You will never find someone who understands you completely. In totality. Because that person is you and you alone.
Maybe God, if you’re of that faith, some meta being or some other supernatural force beyond the scope of the observable universe and scientific inquiry.
Other than that, though, the actuality is that your human experience is yours and yours alone — only you have a complete understanding of yourself and your life.

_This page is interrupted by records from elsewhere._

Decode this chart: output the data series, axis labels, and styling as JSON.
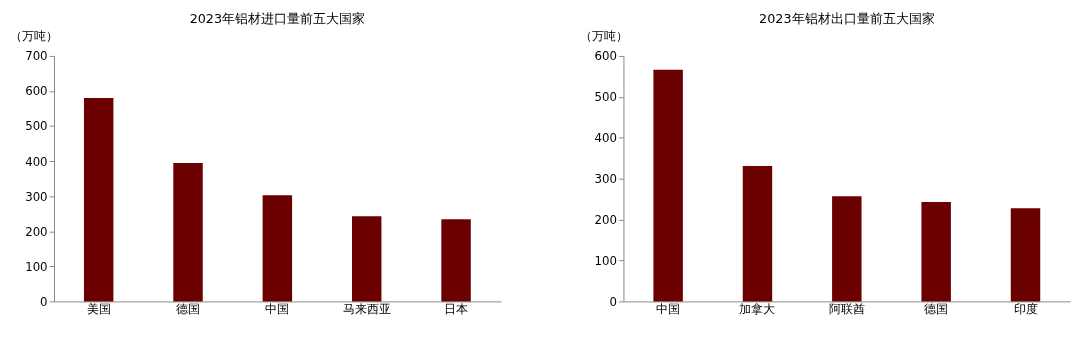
{
  "chart_data": [
    {
      "type": "bar",
      "title": "2023年铝材进口量前五大国家",
      "ylabel": "（万吨）",
      "categories": [
        "美国",
        "德国",
        "中国",
        "马来西亚",
        "日本"
      ],
      "series": [
        {
          "color": "#6b0000",
          "values": [
            580,
            395,
            303,
            243,
            234
          ]
        }
      ],
      "ylim": [
        0,
        700
      ],
      "yticks": [
        0,
        100,
        200,
        300,
        400,
        500,
        600,
        700
      ],
      "grid": false
    },
    {
      "type": "bar",
      "title": "2023年铝材出口量前五大国家",
      "ylabel": "（万吨）",
      "categories": [
        "中国",
        "加拿大",
        "阿联酋",
        "德国",
        "印度"
      ],
      "series": [
        {
          "color": "#6b0000",
          "values": [
            566,
            331,
            257,
            243,
            228
          ]
        }
      ],
      "ylim": [
        0,
        600
      ],
      "yticks": [
        0,
        100,
        200,
        300,
        400,
        500,
        600
      ],
      "grid": false
    }
  ]
}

Which, ironically, makes the social game so lonely.
This you realize as you play it.
Your kin won’t be there forever — some may leave, some may die, some may go missing — and your “place” of belonging will eventually collapse, harsh as it may be.
No one will understand you for all that you are, no matter what you may communicate, experience or share with others, for you are ultimately your own person with your own journey from beginning to end.
Others have their own journey from beginning to end, and while some may link up with yours for some time — and, you, theirs — maybe even for a while, you will ultimately part ways with each other in time. After your last dance, together. It’s inevitable. Such is the human experience.
How, then, do you actually “win” the social game?
…you can’t win it. The failure rate is 100%.
And just like any game, once it’s game over, you go your way as do others while the credits roll.
What, then, are you supposed to do in the social game?
You play it, knowing you will fail.
Much like life.
You live it, knowing you will die.
Your connections with others will, invariably, not last forever. Some may fade away, suddenly die or go awry.
Regardless, it is the memories that count as a profound whole — stitched together into your own thread in the fabric of time, where others may see the film that is your life.
Phantoms in a movie theater, ghosts filling the seats, laughing skeletons munching on popcorn that they can’t eat — watching your life unfold on the big screen in this social game in life that nobody wins.
At least you’ll know your game was entertaining — your life, moving — even if it may not seem so in your eyes.
The social game is a cruel one, but that doesn’t mean it’s not meaningful or worthwhile in some sense, any sense, really.
For even losers can be winners. Just by simply trying and playing this game of life.
It is the effort, after all, that counts — if even just for you as you follow your path in life towards its inevitable end in all its glory into the hereafter.
So play on, my good friend.
You’re going to find your way.
Thanks for stopping by for a moment with me. It makes me happy to see you come by for a read or two, especially each week. I hope you’re doing well and making it by in this life — the game of games.
Maybe I’ll see you on the sidelines one day, cheering you on from there.